Crime A Troubled Mother Faces Murder Charges in Her Young Children’s Deaths - Strangled her three children to death with an exercise band. Was it PPD or postpartum psychosis?

Chilling details emerged at an arraignment of Lindsay Clancy, accused of strangling her three children. Her lawyer argued she was mentally ill, but prosecutors outlined methodical planning leading to the deaths.



By Ellen Barry
Feb. 8, 2023
DUXBURY, Mass. — Lindsay Clancy lay paralyzed in a hospital bed on Tuesday afternoon, occasionally blinking or shutting her eyes, unable to do anything but listen as lawyers told two narratives about how she had strangled her three children.

The prosecutor said it had been meticulously planned: She had concocted an errand that would keep her husband, Patrick, out of the house for about 25 minutes, just long enough so she could do it.

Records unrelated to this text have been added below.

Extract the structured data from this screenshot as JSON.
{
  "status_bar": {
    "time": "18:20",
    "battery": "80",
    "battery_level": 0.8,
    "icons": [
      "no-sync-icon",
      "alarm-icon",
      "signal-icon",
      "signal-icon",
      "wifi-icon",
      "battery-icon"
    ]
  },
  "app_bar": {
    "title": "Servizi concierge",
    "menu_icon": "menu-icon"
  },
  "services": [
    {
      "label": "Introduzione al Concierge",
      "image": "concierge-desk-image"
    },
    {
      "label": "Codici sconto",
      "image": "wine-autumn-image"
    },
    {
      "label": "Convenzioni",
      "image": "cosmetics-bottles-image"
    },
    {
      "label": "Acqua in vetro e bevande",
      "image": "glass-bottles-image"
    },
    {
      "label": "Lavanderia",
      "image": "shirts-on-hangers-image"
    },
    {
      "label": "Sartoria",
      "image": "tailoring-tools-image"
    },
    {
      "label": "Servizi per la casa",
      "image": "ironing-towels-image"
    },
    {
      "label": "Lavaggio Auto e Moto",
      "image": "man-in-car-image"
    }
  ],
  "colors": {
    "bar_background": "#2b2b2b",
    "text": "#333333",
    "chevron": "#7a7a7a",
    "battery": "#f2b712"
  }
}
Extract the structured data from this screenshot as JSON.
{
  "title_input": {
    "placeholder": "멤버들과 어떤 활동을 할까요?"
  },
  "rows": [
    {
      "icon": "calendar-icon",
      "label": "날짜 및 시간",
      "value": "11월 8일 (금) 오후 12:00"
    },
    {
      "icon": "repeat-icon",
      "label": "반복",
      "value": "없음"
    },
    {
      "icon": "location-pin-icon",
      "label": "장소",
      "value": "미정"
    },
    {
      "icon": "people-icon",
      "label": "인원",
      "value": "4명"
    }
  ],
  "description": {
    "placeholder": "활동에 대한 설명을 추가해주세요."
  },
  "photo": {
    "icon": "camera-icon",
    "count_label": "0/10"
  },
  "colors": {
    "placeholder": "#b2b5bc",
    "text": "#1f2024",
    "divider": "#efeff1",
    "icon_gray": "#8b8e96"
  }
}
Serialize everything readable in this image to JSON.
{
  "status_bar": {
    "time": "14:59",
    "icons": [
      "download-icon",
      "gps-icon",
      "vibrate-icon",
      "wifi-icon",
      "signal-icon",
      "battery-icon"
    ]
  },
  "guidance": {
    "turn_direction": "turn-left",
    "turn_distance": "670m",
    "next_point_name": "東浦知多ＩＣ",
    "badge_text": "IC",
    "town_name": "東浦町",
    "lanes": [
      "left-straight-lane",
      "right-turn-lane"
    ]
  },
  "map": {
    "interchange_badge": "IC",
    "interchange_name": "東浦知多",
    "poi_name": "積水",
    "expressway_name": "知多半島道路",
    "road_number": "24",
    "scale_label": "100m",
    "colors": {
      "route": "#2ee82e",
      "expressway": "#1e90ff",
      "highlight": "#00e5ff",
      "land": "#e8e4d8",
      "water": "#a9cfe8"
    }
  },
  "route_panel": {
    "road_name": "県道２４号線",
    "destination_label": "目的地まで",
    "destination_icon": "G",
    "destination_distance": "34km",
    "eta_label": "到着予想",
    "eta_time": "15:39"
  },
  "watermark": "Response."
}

And she had then strangled each of her children with an exercise band, an act that would require holding each of them down for at least four minutes. Then she leapt from a second-story window, a fall that fractured her spine.

“The defendant stated that after he left the house that night, she killed the kids because she heard a voice, and had, quote unquote, a moment of psychosis,” Assistant District Attorney Jennifer Sprague said during a virtual arraignment via Zoom.

“She heard a man’s voice, telling her to kill the kids and kill herself because it was her last chance,” Ms. Sprague said.

The defense lawyer told a different story. Since the birth of her youngest child, eight months ago, he said, Ms. Clancy had repeatedly sought help for postpartum depression, eventually being prescribed 13 psychiatric medications in a four-month period. But suicidal thoughts kept surfacing, culminating in a break on Jan. 24.

“This is not a situation, your honor, that was planned by any means,” said Ms. Clancy’s lawyer, Kevin Reddington. “This is a situation that clearly was a product of mental illness.”

In the last two weeks, since Mr. Clancy arrived home to a horrific scene, this community has been trying to make sense of it. Ms. Clancy, 32, worked as a labor and delivery nurse. She was known as a generous friend and a doting mother. She had no criminal record, nor any reported history of abusing her children — Cora, 5; Dawson, 3; and the baby, Callan.

Ms. Clancy has received a good deal of sympathy, much of it from women who have experienced postpartum depression and psychosis. Online supporters have adopted the hashtag LAOL, which stands for Lindsay’s Army of Love. Mr. Clancy appealed to the public to “find it deep within yourselves to forgive Lindsay, as I have.”

But Tuesday’s arraignment made it clear how difficult it would be to untangle Ms. Clancy’s mental state from her actions.

The Plymouth County district attorney, Tim Cruz, is prosecuting Ms. Clancy on charges of first-degree murder, which carries the state’s maximum penalty, life imprisonment without the possibility of parole, as well as three counts of strangulation and three counts of assault and battery with a dangerous weapon.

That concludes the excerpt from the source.